Your pension is likely to be one of your most valuable assets, so it is important that you protect it from scammers who want to trick you out of your hard-earned money.
The Financial Conduct Authority (FCA) and The Pensions Regulator (TPR) have recently joined forces to warn the public about fraudsters targeting people’s retirement savings. They have found that no matter how experienced or confident you are with your finances, you can still fall victim to these kinds of schemes if you do not know the red flags to look out for.
Six common tactics used by pension scammers (and how they work):
3% of 45 to 65 year old pension savers would pursue an offer of high returns in either overseas properties, renewable energy bonds, forestry, storage units or biofuels. However, research notes that these are high-risk investments and unlikely to be suitable for pension savings.
23% of 45 to 65 year old pension savers would engage with a cold call from a company asking to discuss their pension plans. Cold calls about pensions are now illegal.
17% of 45 to 54 year old pension savers would be interested in a company that offered them early access to their pension pot yet this would lead to a significant tax charge.
13% of 45 to 65 year old pension savers would pursue an offer guaranteeing returns of 11% on their pension savings. However, these are almost certainly false guarantees.
10% of 45 to 65 year old pension savers would say “yes” to a free pension review from a company they had never dealt with before – yet this is almost certainly a scam.
7% of 45 to 65 year old pension savers would say “yes” to a company offering a special deal that would not be around for long and which also offered to send a courier to deliver the paperwork and obtain a signature in order to return it immediately. Such time limited deals are offered to force people to make a quick decision without receiving appropriate advice.
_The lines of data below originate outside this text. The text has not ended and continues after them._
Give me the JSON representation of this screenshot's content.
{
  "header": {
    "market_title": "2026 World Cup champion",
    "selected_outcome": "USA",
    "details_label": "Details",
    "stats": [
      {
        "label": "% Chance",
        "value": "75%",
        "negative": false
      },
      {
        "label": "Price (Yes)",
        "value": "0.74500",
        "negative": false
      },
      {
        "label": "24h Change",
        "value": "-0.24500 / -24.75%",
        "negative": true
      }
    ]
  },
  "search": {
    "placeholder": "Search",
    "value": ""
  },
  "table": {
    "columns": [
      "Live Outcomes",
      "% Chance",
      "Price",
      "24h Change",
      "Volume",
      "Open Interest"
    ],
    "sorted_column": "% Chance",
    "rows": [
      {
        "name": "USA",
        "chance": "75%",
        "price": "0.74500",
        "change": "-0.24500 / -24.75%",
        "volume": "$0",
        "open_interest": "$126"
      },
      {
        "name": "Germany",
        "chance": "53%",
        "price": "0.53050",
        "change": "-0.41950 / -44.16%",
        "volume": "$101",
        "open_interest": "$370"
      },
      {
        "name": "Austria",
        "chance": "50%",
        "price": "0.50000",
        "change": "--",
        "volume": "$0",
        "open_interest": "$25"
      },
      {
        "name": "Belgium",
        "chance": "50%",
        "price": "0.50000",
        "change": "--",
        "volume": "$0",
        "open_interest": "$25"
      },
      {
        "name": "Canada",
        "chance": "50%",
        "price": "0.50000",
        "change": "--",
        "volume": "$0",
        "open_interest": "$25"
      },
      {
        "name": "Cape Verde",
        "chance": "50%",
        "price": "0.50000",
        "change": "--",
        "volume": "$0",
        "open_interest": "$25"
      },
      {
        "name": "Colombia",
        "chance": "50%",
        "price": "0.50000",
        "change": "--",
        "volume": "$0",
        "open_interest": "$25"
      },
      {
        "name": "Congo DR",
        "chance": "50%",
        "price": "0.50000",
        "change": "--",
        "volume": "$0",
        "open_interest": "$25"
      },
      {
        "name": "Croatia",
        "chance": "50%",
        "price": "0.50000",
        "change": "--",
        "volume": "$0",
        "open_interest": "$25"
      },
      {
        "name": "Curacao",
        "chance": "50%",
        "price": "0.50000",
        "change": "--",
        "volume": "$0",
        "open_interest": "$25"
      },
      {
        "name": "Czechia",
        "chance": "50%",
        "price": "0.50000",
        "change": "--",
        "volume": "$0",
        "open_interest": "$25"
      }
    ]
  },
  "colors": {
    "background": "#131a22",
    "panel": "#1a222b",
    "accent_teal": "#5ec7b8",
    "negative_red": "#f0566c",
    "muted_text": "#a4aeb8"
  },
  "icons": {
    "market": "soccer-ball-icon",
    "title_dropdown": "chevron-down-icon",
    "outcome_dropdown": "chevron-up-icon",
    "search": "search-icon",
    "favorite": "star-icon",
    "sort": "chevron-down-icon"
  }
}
The regulators are joining forces to urge pension savers to be ScamSmart and to check who they are dealing with before making any decision on their pension.
Professional advisers will never cold call you. If you receive an unsolicited phone call, text or social media message offering you a pension review or a one-off investment opportunity, it will be a scam.
You can find out more about common tricks used by scammers and how you can protect yourself here.
If you think you have been targeted by a scam, you should end any communication with the scammer immediately and contact the Information Commissioner's Office here.
Make sure that any financial adviser you consult is impartial, authorised and regulated by the Financial Conduct Authority (FCA) and is qualified to talk to you about pensions.